Carly to najstarsza z sióstr, która nie może sobie wybaczyć, że nie dopilnowała młodszego rodzeństwa w dniu porwania. Tego feralnego dnia, sama miała wtedy około trzynastu lat (o ile się nie mylę).
Marie to starsza z bliźniaczek, jest aktorką. Obecnie bez pracy, a swoje smutki topi w alkoholu. Jednak dostaje propozycję wystąpienia z siostrami w telewizji. Tylko wtedy musiałyby opowiedzieć o porwaniu coś, czego jeszcze nie wie nikt. Pieniądze za ten wywiad są jej bardzo potrzebne.
Leah to najmłodsza z sióstr. Ma męża i pięcioletniego synka. Jednak tamto porwanie nie daje o sobie zapomnieć. Ma fobię na punkcie czystości, a gdy tylko, traci synka z oczu, od razu się panicznie boi.
A już wielkimi krokami zbliża się okropny dzień, dwudziesta rocznica porwania. A dodatkowo „On”, ich oprawca, wychodzi z więzienia. Czy siostry udzielą wywiadu? I czy dzień rocznicy porwania będzie inny niż zwykłe dni? Musicie sami się przekonać.
Muszę powiedzieć, że książka z początku rzeczywiście nie była porywająca. Wszystko toczyło się bardzo powoli, żeby w połowie nabrać tempa. Jednak ja, już od początku czułam, że ta lektura mi się spodoba.
Trudno było mi przebrnąć przez początek. Jednak później już było tylko z górki, a wręcz nie mogłam się oderwać.
Będąc matką, bardzo emocjonalnie podeszłam do tej historii. Wydaje mi się, że autorka dość dokładnie opisała uczucia dziewczynek, zarówno w trakcie porwania, jak i 20 lat po nim.
Mimo, że książka była momentami przewidywalna, to zdarzało się też wiele naprawdę zaskakujących momentów.

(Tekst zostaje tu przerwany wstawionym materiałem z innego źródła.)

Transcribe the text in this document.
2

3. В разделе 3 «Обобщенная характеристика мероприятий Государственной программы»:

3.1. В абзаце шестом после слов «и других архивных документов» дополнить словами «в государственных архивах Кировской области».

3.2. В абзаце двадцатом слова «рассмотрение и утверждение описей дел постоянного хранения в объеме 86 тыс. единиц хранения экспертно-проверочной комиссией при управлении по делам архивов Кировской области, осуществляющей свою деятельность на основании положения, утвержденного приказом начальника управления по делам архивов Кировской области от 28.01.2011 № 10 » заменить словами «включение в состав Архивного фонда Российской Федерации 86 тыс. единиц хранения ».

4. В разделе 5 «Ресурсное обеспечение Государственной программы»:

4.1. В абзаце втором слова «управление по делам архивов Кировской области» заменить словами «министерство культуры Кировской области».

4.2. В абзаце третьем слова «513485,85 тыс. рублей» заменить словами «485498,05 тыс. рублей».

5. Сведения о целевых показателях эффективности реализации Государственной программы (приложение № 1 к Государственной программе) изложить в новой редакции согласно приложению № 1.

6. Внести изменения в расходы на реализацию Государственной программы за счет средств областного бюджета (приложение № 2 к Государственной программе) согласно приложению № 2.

Jedyne, co oprócz powolnego początku, denerwowało mnie w tej książce, to wiele potrójnie zapisanych słów, na przykład: stuk-stuk-stukanie, puk-puk-pukanie, tyk-tyk-tykanie. Drażniło mnie to do tego stopnia, że pod koniec lektury widząc kolejny taki zapis, chciałam zakończyć czytanie.
Ten thriller psychologiczny, mimo dość ciężkiego początku, uważam za bardzo dobry. Naprawdę warto się przemęczyć i dotrwać do połowy, bo druga część tej historii jest zdecydowanie bardziej dynamiczna.